According to Arbitrator Marshall, qualified U.S. citizens unlawfully deprived of jobs and promotions in favor of foreign aliens were supposed to be compensated and the hiring of foreign aliens over qualified U.S. citizens was supposed to stop. For a short time, the Agency did follow the mandate and complied with the arbitrator’s award but recently there has been a spate of violations. At the end of this article, see the list of broadcasting positions recently posted by the Agency which graphically show that the agency apparently has again begun defying the law as well as the arbitrator’s decision.
The Arbitrator’s decision stated that U.S. citizens illegally bypassed for promotions and jobs with the Agency must be compensated. As of yet, compensation has not happened. The arbitrator also ruled that the Agency must comply with the law by issuing vacancies first to U.S. citizens and if no qualified U.S. citizen was found to be qualified, the Agency could then open the vacancy to U.S. citizens and non-U.S. citizens. If after opening the vacancy to both, a U.S. citizen was found to be qualified the U.S. citizen would have to be hired.
After raising these issues with the Agency during the past year – in vain – the Union is now forced to alert the Arbitrator of these violations. Meanwhile, the tab keeps running for the U.S. taxpayers. It will cost more to settle these issues in a year – or in two years time – whatever time the BBG wishes to take, since the individual Agency officials know they are protected from personal liability for these delays and therefore have no urgent motive to care.
These delaying tactics are nothing new, but have been shown to have disastrous consequences for U.S. taxpayers. That’s how, in 2001, the U.S. government ended up paying some 500 million dollars to some 1,100 women illegally discriminated against by the Agency – after decades of litigation.
Agency managers have argued over the years that the hiring of foreign aliens over U.S. citizens was necessary to maintain programming quality. However, they are unable to explain why the wronged U.S. citizens were found QUALIFIED for the positions they were illegally turned down for. They were found QUALIFIED by the very same Agency that subsequently turned around and stated that only a non-U.S. citizen would do.

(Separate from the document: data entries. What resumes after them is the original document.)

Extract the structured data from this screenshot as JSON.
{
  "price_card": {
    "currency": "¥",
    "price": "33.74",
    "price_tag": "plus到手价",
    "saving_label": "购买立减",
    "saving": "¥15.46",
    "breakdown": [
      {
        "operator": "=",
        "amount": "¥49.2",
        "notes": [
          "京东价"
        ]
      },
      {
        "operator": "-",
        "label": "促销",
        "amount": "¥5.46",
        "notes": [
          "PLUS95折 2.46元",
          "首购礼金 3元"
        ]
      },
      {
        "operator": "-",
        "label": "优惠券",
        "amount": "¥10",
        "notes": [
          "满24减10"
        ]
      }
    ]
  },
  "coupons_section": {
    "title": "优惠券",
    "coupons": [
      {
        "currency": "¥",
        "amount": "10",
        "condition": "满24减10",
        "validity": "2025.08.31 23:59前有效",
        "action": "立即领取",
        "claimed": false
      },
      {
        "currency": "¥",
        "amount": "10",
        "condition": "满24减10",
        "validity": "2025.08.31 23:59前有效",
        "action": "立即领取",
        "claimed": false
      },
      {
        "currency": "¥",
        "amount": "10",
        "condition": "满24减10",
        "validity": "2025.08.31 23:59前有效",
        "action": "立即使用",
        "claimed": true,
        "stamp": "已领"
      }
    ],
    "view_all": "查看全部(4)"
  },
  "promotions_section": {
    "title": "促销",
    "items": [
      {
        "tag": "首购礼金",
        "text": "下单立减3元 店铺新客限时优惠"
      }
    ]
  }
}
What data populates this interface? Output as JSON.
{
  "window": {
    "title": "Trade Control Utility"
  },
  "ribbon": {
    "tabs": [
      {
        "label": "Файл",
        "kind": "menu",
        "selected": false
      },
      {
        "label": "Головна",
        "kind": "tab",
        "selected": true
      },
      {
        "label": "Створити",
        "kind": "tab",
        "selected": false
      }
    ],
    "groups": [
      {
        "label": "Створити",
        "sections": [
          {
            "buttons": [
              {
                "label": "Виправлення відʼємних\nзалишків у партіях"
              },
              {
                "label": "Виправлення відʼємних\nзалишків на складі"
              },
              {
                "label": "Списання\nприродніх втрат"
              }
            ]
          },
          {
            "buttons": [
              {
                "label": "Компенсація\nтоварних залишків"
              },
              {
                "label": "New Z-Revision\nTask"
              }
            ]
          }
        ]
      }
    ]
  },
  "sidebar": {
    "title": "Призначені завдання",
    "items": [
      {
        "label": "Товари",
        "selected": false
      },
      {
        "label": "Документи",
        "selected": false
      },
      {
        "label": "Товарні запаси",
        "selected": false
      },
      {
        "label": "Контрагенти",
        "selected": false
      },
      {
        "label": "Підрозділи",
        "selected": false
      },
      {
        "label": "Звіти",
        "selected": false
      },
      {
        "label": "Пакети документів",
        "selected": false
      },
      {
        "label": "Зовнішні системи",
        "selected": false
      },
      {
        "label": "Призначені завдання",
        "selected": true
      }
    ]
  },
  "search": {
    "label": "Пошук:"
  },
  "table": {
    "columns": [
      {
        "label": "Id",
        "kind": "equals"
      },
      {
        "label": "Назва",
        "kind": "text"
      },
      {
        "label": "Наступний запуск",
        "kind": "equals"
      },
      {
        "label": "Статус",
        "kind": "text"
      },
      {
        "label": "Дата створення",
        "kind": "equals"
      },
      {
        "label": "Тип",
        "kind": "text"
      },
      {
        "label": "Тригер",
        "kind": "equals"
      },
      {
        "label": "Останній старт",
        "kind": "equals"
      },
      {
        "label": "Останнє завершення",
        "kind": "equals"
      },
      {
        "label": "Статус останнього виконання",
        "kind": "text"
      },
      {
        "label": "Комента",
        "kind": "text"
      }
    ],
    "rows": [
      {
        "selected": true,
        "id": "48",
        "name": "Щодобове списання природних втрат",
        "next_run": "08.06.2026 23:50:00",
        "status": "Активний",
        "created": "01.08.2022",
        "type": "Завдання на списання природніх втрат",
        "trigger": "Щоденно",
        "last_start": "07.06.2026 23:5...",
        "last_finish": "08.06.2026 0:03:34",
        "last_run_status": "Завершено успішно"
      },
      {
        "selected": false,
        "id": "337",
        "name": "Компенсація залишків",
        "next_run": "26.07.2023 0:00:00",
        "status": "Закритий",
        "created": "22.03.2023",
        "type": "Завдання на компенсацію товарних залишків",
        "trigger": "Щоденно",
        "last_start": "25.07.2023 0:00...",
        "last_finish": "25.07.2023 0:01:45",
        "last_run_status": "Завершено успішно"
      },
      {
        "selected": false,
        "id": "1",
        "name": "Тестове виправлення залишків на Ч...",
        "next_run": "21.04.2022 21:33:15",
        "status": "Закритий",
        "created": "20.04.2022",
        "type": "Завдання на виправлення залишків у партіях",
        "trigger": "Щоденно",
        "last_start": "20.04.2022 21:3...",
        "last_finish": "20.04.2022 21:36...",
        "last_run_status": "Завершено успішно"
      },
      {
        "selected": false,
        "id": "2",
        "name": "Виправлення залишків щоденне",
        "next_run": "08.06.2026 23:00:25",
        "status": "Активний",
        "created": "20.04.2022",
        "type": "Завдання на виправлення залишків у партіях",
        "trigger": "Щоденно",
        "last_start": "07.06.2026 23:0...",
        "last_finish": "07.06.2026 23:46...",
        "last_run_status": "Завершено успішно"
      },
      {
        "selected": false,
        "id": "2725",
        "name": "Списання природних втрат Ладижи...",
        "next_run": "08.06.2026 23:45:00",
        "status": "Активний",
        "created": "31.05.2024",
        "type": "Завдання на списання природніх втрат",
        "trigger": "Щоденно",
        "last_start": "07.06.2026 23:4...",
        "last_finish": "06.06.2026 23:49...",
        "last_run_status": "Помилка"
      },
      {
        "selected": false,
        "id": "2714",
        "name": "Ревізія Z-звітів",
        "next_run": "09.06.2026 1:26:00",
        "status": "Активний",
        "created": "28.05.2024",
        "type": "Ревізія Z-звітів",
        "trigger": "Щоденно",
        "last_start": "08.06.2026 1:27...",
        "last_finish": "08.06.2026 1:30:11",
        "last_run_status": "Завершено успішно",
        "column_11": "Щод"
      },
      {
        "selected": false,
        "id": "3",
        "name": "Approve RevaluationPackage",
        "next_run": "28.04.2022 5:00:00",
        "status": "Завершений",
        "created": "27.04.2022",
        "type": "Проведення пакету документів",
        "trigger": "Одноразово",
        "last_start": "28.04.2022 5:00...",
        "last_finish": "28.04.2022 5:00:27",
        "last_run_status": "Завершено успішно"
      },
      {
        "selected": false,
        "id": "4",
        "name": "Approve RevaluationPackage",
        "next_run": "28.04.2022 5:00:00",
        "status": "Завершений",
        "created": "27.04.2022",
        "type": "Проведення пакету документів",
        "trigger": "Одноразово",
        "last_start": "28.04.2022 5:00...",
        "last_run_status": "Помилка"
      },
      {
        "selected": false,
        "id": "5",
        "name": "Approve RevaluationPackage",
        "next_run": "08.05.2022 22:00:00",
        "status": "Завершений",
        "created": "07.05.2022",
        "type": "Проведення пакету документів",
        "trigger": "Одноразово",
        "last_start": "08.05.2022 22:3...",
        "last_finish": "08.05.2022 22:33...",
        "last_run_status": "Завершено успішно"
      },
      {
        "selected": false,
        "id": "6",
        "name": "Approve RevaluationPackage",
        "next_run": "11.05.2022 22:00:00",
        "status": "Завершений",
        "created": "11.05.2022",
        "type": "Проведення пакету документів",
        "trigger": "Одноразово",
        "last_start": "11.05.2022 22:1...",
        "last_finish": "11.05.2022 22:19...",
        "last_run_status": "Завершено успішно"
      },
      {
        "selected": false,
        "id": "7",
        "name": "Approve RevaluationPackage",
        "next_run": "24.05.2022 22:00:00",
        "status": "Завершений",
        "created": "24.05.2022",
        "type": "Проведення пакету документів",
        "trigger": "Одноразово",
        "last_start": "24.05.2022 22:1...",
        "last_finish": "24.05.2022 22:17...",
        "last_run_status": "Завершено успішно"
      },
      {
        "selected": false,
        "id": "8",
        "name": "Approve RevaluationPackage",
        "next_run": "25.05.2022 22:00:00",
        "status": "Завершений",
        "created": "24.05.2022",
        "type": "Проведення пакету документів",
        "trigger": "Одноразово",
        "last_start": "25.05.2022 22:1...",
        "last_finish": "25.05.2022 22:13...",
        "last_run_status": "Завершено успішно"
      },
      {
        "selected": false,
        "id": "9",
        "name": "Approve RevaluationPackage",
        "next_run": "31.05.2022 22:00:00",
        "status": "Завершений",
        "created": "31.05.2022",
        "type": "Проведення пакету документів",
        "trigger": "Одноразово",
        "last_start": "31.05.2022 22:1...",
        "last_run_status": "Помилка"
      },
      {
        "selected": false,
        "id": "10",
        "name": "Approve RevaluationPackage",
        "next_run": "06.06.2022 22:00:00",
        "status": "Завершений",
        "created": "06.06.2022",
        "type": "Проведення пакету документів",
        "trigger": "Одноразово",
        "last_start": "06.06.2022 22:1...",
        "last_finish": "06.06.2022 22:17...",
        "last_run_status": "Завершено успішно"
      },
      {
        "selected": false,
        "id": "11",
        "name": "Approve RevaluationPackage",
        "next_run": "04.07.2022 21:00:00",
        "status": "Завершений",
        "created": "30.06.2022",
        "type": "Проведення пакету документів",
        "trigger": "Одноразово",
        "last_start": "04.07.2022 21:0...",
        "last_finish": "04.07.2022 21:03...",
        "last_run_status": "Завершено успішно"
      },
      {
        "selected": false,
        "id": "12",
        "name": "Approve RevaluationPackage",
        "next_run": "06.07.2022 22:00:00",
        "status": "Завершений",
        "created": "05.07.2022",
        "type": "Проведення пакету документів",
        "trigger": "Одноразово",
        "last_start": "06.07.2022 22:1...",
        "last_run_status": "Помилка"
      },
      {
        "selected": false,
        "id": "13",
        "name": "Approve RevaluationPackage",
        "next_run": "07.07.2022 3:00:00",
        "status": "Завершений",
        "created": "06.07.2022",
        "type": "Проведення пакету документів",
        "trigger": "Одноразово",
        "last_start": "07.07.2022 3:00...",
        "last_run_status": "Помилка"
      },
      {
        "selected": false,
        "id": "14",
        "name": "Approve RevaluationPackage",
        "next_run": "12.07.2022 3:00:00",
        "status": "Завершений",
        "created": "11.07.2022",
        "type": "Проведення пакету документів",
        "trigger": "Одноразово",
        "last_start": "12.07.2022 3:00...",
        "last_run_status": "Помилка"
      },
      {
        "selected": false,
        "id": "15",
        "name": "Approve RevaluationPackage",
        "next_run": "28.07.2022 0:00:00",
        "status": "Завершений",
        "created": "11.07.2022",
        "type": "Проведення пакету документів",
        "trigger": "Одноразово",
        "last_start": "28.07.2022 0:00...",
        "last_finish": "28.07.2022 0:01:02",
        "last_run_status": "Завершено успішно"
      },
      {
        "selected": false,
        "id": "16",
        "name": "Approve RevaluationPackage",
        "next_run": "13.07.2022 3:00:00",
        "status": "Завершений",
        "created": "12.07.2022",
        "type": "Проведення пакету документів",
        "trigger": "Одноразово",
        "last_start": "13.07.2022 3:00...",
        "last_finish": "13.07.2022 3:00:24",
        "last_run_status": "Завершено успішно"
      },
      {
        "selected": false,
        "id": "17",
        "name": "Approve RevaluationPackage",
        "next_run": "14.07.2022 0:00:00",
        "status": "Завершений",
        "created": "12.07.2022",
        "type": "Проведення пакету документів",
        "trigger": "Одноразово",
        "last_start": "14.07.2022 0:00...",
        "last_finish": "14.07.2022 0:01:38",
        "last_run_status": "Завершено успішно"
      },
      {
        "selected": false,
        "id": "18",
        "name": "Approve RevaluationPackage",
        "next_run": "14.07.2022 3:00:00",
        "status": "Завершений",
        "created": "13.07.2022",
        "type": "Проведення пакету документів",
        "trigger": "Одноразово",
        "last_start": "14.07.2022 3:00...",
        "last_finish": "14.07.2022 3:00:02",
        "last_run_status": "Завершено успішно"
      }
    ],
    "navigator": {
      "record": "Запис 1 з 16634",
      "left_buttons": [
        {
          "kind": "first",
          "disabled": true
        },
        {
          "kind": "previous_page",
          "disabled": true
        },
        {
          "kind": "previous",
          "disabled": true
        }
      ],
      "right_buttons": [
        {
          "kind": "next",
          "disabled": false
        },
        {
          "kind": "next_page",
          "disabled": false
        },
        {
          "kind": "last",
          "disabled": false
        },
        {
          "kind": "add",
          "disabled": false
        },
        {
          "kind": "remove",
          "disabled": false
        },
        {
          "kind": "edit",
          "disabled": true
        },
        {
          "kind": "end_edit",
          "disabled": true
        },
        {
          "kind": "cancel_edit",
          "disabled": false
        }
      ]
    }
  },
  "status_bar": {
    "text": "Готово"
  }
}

With the hiring of a new CEO, the BBG is trying mightily to have employees believe that it has turned a new page that better days are ahead. We are not as yet convinced. On the contrary, with yet another instance of ignoring an Arbitrator’s decision, it looks as if its business as usual at this Agency that continues to flout the law while at the same time touting the rule of law in its broadcasts to the world.
Here are the recently-posted broadcasting positions at the Agency referenced above that were simultaneously advertised to U.S. citizens and non-U.S. citizens alike apparently without opening the positions first to U.S citizens only:
1) International Broadcaster (Multimedia) (Kirundi/Kinyarwanda); Citizen Announcement No. DE-16-148, Non-citizen Announcement No. NC-16-9148;
2) International Broadcaster (TV/Online)(Russian); Citizen Announcement No. DE-16-147, Non-citizen Announcement No. NC-16-9147;
3) International Broadcaster (Multimedia) (Somali); Citizen Announcement No. DE-16-144, Non-citizen Announcement No. NC-16-9144;
4) International Broadcaster (Multimedia) (Urdu); Citizen Announcement No. DE-16-143, Non-citizen Announcement No. NC-16-9151;
5) International Broadcaster (Digital Media) (Indonesian); Citizen Announcement No. DE-16-154, Non-citizen Announcement No. NC-16-9154.
In addition, the BBG has issued an announcement for an Audience Engagement Coordinator (Pashto) Non-Citizen Announcement No. NC-16-9152.